Мы любили путешествовать наудачу. Брали карту Прованса, кто-нибудь из нас, зажмурив глаза, тыкал пальцем куда попало, и какой город или городишко оказывался под пальцем, туда мы и ехали в ближайшую субботу. Прованс неистощим в своих красотах.

Странно: чаще всего в этом гаданье выпадал у нас городок с весьма забавным названием: Cheval-Blanc – Белая Лошадь! Но он был точно заколдован: всегда нам что-нибудь мешало открыть его. Мария однажды сказала о нем очень мило:

– Ты знаешь, как я себе рисую этот таинственный город? Там давно уже нет ни одного живого существа. Плющом повиты развалины старых римских домов и разбитых колонн. А на площади высится лошадь из белого мрамора, раз в десять выше натурального конского роста. Крошечные жесткие колючие кустарники, и кричат цикады… и больше ничего нет. Но я думаю, что ночью, при лунном свете, там должно быть страшно…

Удивительно: этот неведомый городок всегда тревожил мое воображение каким-то смутным предчувствием. Не суждено ли мне умереть в нем? Не ждет ли меня радость? Или, может быть, глубокое горе? Судьба бежит, бежит, и горе тому, кто по лени или по глупости отстал от ее волшебного бега. Догнать ее нельзя.

Незабвенные жаркие дни под южным солнцем; сладостные ночи под черным небом, усеянным густо, до пресыщения, дрожащими южными звездами. Прохладная тихая полутьма и строгий мистический запах древних каменных соборов, уютные остеллери и обержи[Постоялый двор (от фр. auberge).], где пища была так легка и проста, незатейливое местное винцо так скромно пахло розовыми лепестками, а ласковая улыбка толстой хозяйки так дружески поощрительна, что нам казалось, будто мы пьем и едим на голой груди матери-земли, прильнув ртами к ее всеблагим напряженным сосцам.

 

Старый друг мой, дорогой мой дружок! Никому я обо всем этом никогда не говорил и, уж конечно, больше не скажу. Прости же мне мое многоречие…

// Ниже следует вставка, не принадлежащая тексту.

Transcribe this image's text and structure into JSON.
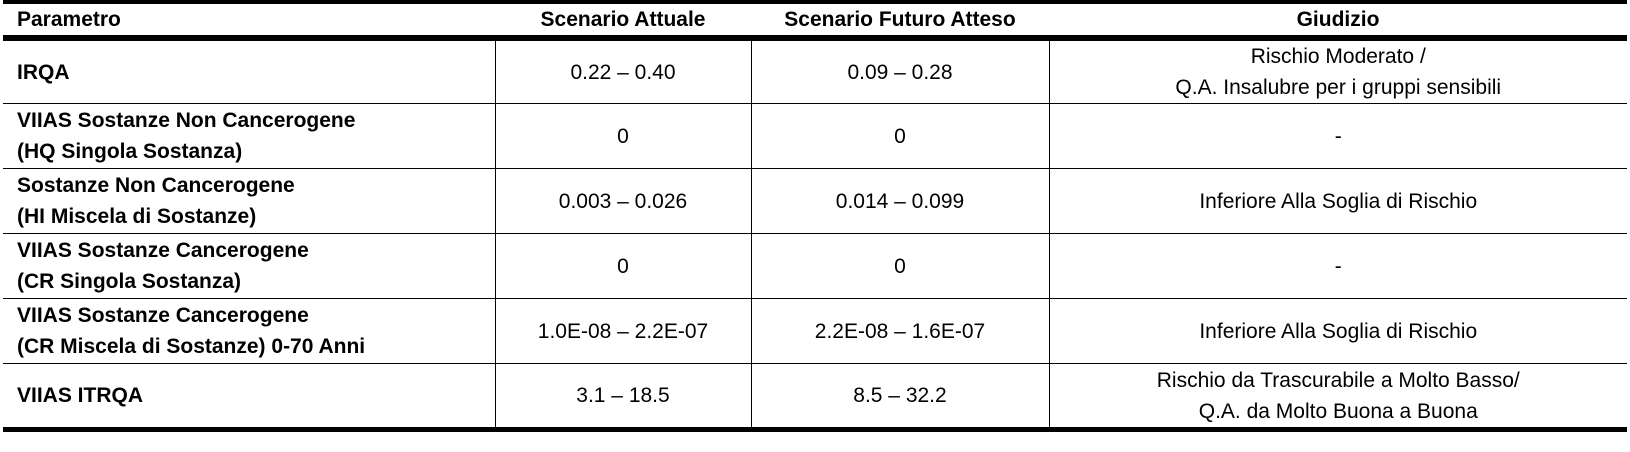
{
  "headers": {
    "param": "Parametro",
    "current": "Scenario Attuale",
    "future": "Scenario Futuro Atteso",
    "judgement": "Giudizio"
  },
  "rows": [
    {
      "param": [
        "IRQA"
      ],
      "current": "0.22 – 0.40",
      "future": "0.09 – 0.28",
      "judgement": [
        "Rischio Moderato /",
        "Q.A. Insalubre per i gruppi sensibili"
      ]
    },
    {
      "param": [
        "VIIAS Sostanze Non Cancerogene",
        "(HQ Singola Sostanza)"
      ],
      "current": "0",
      "future": "0",
      "judgement": [
        "-"
      ]
    },
    {
      "param": [
        "Sostanze Non Cancerogene",
        "(HI Miscela di Sostanze)"
      ],
      "current": "0.003 – 0.026",
      "future": "0.014 – 0.099",
      "judgement": [
        "Inferiore Alla Soglia di Rischio"
      ]
    },
    {
      "param": [
        "VIIAS Sostanze Cancerogene",
        "(CR Singola Sostanza)"
      ],
      "current": "0",
      "future": "0",
      "judgement": [
        "-"
      ]
    },
    {
      "param": [
        "VIIAS Sostanze Cancerogene",
        "(CR Miscela di Sostanze) 0-70 Anni"
      ],
      "current": "1.0E-08 – 2.2E-07",
      "future": "2.2E-08 – 1.6E-07",
      "judgement": [
        "Inferiore Alla Soglia di Rischio"
      ]
    },
    {
      "param": [
        "VIIAS ITRQA"
      ],
      "current": "3.1 – 18.5",
      "future": "8.5 – 32.2",
      "judgement": [
        "Rischio da Trascurabile a Molto Basso/",
        "Q.A. da  Molto Buona a Buona"
      ]
    }
  ]
}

Есть у меня утешение – моя исключительно точная память. Но как сказать: не источник ли этот дар и моих бесплодных мучений? Когда жаждущему дают морскую воду, он радуется ее прохладе, но, выпив, терзается жаждой вдвое.

У меня в памяти большая коллекция живых картин. Сюжет всегда один и тот же – Мария, – но разные декорации. Стоит мне только вытащить из моего запаса экзотическое название любого провансальского городишки или станции, связанной с нашей любовью, – какой-нибудь «Cargneiranne», или «Pont de la Clue», или «Mont des Oiseaux», или «Pas de Lancieres», или «La Barque», – вытащу, и вот передо мной полосатые навесы от солнца, длинное одноэтажное здание, крашенное в желтую краску, запах роз, лаванды, чеснока и кривой горной сосны; виноградный трельяж и непременно Мария. Она видится мне так резко и красочно, точно в камере-обскуре. Я слежу за ее легкими движениями, поворотами головы, игрой света и тени на ее лице. Я слышу ее голос, вспоминаю каждое ее слово.